The cherry on top of Haith’s tumultuous offseason occurred when standout forward Laurence Bowers suffered a season-ending knee injury before the start of fall workouts.
“It’s been a difficult process with all things we’ve had to go through,” Haith said. “I’ve been very humbled by the whole process. The Laurence Bowers injury, the NCAA stuff ... all that stuff. This team and our staff stayed on the course and stayed focused.”
Haith talks all the time about how his players have matured.
But he has grown, too.
Haith brought structure and discipline to an erratic offense. Missouri’s 50.3 field-goal percentage ranks third in the nation. Anderson’s “Forty Minutes of Hell” defense was scrapped, but the Tigers’ quickness and intensity pesters opposing offenses and helps make up for their lack of size.
Missouri starts just one player (6-8 forward Ricardo Ratliffe) who stands taller than 6-foot-5. But instead of that being a detriment, the Tigers see their four-guard offense as a strength. Rare is the power forward who can keep up with the speedy, sinewy English. And there aren’t many small forwards who can stay in front of players such as Denmon and Dixon.

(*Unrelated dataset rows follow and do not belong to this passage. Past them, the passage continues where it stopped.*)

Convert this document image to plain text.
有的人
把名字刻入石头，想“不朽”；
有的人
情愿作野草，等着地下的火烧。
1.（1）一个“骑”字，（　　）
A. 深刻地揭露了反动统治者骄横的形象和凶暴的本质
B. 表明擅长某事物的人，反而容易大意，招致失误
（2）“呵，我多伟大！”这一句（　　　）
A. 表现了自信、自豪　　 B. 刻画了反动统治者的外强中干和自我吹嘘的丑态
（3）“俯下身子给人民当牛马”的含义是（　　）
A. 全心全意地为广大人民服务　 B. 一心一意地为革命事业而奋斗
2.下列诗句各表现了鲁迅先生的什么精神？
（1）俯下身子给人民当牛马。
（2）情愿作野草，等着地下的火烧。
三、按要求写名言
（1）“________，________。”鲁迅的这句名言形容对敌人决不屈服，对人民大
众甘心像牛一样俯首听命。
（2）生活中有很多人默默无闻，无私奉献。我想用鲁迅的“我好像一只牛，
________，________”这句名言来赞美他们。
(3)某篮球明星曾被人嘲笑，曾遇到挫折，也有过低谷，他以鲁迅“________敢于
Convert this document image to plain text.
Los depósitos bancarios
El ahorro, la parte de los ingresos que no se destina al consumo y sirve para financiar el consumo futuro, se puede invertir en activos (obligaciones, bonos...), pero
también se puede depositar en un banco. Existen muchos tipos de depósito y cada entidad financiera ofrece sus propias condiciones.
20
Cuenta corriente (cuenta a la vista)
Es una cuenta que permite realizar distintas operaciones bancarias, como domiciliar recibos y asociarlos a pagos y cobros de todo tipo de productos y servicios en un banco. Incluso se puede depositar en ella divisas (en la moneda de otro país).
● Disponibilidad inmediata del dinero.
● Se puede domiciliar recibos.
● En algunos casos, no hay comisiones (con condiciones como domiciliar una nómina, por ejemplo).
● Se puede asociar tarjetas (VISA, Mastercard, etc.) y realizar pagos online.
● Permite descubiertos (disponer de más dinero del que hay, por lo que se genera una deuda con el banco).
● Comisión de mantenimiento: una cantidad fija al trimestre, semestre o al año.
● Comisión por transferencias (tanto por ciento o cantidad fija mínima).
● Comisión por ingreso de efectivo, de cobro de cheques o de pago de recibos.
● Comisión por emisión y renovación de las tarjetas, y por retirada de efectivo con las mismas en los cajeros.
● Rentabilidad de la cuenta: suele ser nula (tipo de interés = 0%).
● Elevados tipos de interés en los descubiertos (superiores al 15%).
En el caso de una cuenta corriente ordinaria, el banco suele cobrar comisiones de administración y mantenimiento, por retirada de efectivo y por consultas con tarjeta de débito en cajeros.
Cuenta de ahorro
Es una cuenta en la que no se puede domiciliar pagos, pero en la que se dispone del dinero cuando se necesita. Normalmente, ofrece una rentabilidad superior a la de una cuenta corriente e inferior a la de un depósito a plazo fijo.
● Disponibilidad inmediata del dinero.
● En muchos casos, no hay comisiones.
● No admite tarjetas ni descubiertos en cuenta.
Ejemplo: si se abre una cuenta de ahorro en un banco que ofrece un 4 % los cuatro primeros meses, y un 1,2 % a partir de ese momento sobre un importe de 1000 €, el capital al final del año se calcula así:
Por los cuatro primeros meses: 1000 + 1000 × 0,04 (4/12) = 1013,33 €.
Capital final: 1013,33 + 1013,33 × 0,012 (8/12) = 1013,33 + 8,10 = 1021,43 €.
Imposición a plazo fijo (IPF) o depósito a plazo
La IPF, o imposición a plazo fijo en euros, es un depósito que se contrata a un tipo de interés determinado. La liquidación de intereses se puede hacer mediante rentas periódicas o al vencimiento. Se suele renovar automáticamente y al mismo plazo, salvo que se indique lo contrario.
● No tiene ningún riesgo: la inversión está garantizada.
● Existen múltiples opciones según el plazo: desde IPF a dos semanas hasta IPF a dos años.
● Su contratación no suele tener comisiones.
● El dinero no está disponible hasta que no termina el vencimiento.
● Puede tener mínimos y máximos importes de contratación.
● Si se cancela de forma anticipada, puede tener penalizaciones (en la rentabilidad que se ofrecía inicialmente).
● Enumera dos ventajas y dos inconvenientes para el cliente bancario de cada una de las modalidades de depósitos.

“People like to talk about what this team is not,” Haith said. “That’s what’s motivated this group. I’ve told them, ‘Let’s focus on who we are and what we can do. We can’t change. We’re not going to add any more players. We’re not going to grow any taller. We are who we are.’”
After this weekend, no one should question Missouri’s identity any further.
The Tigers are the best team in the Big 12. Maybe they weren’t during the regular season, when Kansas won the conference title by two games over their archrival. But right now, just days away from the NCAA tournament, Missouri is the best the league has to offer.
Partly because their seven-man rotation is mainly comprised of juniors and seniors, the Tigers were hungrier, more cohesive and mentally tougher than any team in the Big 12 tournament, and there’s no reason to think that won’t carry over into the games that matter most.
Missouri will almost certainly open NCAA tournament play in Omaha on Friday, but the question is whether they’ll be a No. 1 or a No. 2 seed. No school from a Big Six conference has ever not been awarded a No. 1 seed after winning 30 or more regular season games.
Most prognostications, however, suggest that the Tigers will be a No. 2.
“We definitely deserve (a No. 1 seed),” Dixon said. “We’ve got 30 wins and four losses with seven guys. But it’s not really in our control. We’ll take whoever we play head-on. We don’t care who we get.”
As forward as he’s looking to the NCAA tournament, Haith wanted to make sure to enjoy Saturday’s accomplishment, too.
Cameras rolled and light bulbs flashed as Haith climbed the ladder to snip away the Sprint Center net. The crowd erupted in cheers. Just before Haith lifted his scissors toward the cotton, he clutched both sides of the ladder, stared at the ground and closed his eyes. There were no tears this time when Haith raised his head, only a large gulp.
“I don’t know how I’m supposed to act, I guess,” Haith said. “I’m just going to be who I am.”